The researchers measured EEG over the occipital lobe in humans and on the surface of the visual cortex in mice. By analyzing the power across the frequency spectrum, they replicated previous findings of altered low-frequency brain waves in adult humans with fragile X and provided new insights into these disruptions in children with the syndrome.
Kornfeld-Sylla's innovative approach involved isolating periodic fluctuations in power, disregarding the traditional frequency bands, and comparing the periodic power spectra of humans and mice directly. This revealed significant, similar patterns in a different low-frequency band between the two species (theta vs. alpha).
The biomarker is characterized by a peak in the power of low-frequency waves, which is shifted to a slower frequency in fragile X cases compared to neurotypical cases. In boys and juvenile mice with fragile X, the peak is also shifted, but the most notable difference is a reduction in power.
Further experiments delved into the neural activity underlying these measurements. By manipulating the activity of inhibitory neurons, the researchers found that somatostatin-expressing interneurons specifically affected the lower-frequency subpeak, which is associated with the newly discovered biomarker in fragile X model mice.
The study also explored the effects of the drug arbaclofen, which enhances GABA activity and has shown promise in treating fragile X syndrome. Even a single low dose of arbaclofen made a significant difference in neurotypical mice, while fragile X mice required a higher dose.
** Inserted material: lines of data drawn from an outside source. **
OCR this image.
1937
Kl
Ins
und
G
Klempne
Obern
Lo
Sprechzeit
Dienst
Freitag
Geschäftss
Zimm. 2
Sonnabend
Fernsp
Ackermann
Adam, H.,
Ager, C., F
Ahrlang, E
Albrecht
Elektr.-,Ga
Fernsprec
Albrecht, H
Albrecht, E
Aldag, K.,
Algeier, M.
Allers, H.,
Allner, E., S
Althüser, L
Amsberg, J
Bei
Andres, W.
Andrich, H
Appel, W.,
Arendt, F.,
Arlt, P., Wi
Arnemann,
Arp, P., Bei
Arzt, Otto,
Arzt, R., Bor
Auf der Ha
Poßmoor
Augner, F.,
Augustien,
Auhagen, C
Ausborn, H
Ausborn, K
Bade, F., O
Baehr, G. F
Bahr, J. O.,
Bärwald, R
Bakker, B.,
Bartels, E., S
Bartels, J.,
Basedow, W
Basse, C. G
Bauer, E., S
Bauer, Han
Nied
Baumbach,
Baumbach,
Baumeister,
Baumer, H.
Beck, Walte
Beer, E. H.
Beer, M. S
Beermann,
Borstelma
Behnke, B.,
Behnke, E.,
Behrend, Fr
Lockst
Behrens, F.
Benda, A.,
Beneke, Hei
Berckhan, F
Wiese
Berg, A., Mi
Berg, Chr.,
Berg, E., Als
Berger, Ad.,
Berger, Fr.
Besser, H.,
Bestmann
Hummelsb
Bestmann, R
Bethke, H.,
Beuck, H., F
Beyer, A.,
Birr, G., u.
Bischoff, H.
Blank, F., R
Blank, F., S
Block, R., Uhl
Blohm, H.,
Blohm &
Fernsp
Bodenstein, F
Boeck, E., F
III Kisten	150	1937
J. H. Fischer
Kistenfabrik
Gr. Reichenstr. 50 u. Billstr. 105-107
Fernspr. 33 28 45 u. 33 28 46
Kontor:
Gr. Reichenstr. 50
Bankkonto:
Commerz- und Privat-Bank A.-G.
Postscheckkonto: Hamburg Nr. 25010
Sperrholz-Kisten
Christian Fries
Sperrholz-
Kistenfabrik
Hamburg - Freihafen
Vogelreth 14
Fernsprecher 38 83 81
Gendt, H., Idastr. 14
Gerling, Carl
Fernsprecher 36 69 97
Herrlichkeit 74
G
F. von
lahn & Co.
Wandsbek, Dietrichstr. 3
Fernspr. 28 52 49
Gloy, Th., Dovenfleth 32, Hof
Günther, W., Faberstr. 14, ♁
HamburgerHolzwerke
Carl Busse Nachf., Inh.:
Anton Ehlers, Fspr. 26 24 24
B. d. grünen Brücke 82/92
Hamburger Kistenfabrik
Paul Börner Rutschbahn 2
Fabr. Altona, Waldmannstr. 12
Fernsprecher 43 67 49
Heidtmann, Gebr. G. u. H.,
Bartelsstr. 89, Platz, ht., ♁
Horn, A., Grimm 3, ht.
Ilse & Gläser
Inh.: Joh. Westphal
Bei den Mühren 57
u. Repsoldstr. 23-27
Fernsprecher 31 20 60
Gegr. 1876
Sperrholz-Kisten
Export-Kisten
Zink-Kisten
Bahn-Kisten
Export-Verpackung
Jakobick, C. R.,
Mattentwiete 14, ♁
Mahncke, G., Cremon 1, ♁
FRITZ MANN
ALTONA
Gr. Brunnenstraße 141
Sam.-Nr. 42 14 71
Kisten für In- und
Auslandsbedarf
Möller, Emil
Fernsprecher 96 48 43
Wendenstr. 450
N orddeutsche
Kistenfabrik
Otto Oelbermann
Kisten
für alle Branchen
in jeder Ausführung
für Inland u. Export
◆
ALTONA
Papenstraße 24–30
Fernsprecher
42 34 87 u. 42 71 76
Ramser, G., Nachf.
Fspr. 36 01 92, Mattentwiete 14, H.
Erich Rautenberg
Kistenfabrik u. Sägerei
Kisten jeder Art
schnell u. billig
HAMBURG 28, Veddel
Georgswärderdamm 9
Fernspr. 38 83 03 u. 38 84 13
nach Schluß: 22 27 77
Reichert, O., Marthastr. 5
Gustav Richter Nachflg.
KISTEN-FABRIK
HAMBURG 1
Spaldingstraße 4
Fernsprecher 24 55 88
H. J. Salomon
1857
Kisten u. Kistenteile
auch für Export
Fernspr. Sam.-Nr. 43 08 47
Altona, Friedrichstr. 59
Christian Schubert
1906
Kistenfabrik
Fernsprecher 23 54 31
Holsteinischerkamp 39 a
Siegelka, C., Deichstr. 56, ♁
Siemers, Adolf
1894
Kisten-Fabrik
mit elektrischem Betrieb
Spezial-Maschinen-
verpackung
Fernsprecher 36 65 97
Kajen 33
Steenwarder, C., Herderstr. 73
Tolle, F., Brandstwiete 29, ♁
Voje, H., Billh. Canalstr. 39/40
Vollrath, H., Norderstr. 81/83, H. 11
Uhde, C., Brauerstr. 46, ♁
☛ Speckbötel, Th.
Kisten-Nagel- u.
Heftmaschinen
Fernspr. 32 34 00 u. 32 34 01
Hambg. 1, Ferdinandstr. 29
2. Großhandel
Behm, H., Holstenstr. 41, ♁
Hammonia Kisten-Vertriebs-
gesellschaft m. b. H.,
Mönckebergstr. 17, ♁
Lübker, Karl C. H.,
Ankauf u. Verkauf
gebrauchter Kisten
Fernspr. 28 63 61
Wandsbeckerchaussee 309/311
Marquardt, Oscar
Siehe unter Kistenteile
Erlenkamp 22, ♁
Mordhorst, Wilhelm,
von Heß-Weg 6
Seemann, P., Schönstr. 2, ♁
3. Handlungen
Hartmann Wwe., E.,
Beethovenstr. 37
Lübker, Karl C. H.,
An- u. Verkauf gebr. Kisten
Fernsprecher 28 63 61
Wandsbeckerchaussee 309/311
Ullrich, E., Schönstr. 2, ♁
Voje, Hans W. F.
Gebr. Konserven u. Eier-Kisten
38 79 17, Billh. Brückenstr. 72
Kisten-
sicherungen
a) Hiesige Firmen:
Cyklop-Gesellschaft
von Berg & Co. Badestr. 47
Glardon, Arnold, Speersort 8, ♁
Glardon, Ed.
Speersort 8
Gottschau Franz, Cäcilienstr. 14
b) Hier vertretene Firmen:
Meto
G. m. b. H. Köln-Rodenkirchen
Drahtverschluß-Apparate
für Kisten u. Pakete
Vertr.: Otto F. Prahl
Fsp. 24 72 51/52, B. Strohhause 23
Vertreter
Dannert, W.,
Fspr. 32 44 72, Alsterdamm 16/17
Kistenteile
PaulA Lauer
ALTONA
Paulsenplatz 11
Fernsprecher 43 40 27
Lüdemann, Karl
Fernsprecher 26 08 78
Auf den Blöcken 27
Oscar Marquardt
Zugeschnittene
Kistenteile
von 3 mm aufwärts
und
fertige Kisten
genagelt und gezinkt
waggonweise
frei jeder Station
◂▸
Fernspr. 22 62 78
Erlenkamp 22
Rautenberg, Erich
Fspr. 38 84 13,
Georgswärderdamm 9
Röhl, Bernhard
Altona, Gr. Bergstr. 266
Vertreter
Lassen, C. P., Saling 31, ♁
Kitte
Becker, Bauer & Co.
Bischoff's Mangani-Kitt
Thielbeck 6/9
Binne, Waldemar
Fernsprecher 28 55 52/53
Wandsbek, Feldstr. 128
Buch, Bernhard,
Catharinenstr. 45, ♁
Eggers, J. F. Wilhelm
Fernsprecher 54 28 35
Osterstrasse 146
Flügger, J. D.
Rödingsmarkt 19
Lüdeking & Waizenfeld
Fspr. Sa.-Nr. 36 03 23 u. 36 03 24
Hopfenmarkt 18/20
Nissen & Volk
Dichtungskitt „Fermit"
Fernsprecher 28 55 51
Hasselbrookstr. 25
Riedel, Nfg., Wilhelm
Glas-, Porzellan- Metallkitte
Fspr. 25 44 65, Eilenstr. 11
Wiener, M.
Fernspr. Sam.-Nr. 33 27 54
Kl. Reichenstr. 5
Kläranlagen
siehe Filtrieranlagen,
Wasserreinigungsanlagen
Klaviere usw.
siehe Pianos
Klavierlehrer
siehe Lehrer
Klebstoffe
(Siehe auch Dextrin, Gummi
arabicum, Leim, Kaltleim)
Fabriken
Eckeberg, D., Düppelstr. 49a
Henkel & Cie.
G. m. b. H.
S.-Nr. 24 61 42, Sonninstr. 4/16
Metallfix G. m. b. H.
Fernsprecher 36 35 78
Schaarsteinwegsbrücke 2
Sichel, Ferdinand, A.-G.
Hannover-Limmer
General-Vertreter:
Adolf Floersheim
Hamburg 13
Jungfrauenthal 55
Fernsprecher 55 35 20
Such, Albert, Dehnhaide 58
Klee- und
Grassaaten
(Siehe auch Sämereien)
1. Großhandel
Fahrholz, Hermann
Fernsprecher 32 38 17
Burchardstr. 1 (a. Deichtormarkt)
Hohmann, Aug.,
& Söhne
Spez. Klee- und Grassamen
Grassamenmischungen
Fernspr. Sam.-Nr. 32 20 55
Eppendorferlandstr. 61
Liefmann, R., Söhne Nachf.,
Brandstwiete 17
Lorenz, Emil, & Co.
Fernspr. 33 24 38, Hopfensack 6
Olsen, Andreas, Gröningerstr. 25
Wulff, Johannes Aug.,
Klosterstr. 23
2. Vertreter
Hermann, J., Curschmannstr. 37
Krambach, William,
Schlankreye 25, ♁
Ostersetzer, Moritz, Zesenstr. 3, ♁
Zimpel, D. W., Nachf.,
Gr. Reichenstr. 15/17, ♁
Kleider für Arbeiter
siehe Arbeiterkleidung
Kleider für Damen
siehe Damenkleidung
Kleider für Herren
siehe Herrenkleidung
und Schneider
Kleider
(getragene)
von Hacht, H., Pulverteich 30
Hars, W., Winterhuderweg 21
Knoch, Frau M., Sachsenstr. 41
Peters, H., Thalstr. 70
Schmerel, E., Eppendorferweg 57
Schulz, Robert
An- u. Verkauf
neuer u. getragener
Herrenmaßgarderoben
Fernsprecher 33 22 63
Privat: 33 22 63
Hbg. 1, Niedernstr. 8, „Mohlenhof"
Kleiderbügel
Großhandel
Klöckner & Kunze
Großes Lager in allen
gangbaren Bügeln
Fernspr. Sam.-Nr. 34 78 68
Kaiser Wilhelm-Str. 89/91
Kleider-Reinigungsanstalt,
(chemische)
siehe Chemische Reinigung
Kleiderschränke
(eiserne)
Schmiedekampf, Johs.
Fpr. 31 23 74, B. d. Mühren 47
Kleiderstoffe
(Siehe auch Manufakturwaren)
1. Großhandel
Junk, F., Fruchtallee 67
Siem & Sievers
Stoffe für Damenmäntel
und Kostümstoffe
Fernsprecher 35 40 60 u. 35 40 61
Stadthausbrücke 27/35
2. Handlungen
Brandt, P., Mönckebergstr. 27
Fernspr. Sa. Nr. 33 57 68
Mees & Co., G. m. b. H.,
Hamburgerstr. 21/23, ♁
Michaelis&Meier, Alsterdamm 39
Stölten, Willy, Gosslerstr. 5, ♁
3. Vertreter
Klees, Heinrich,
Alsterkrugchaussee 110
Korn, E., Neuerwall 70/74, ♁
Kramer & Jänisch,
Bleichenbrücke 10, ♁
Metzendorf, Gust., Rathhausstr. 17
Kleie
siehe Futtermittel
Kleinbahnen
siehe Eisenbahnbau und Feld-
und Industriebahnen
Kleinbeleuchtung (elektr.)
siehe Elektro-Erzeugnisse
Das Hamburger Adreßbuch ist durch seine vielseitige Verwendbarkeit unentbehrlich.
However, after administration, there was a notable increase in the power of the key subpeak, indicating a reduction in the deficit seen in juvenile mice.
"This proof of concept demonstrates that drug treatments can have an acute impact on this phenotype, bringing it closer to the wild-type," Bear says. "It shows we have sensitive readouts for drug treatments."
Kornfeld-Sylla adds that low-frequency (alpha) brain wave differences are a common feature in various brain disorders, suggesting that the biomarker identified in this study could have broader implications for translational neuroscience research.
The study was supported by various organizations, including the National Institutes of Health, the FRAXA Foundation, and the Autism Science Foundation.
This exciting research opens up new avenues for understanding and treating neurological conditions, offering hope and potential for those affected by fragile X syndrome and other related disorders.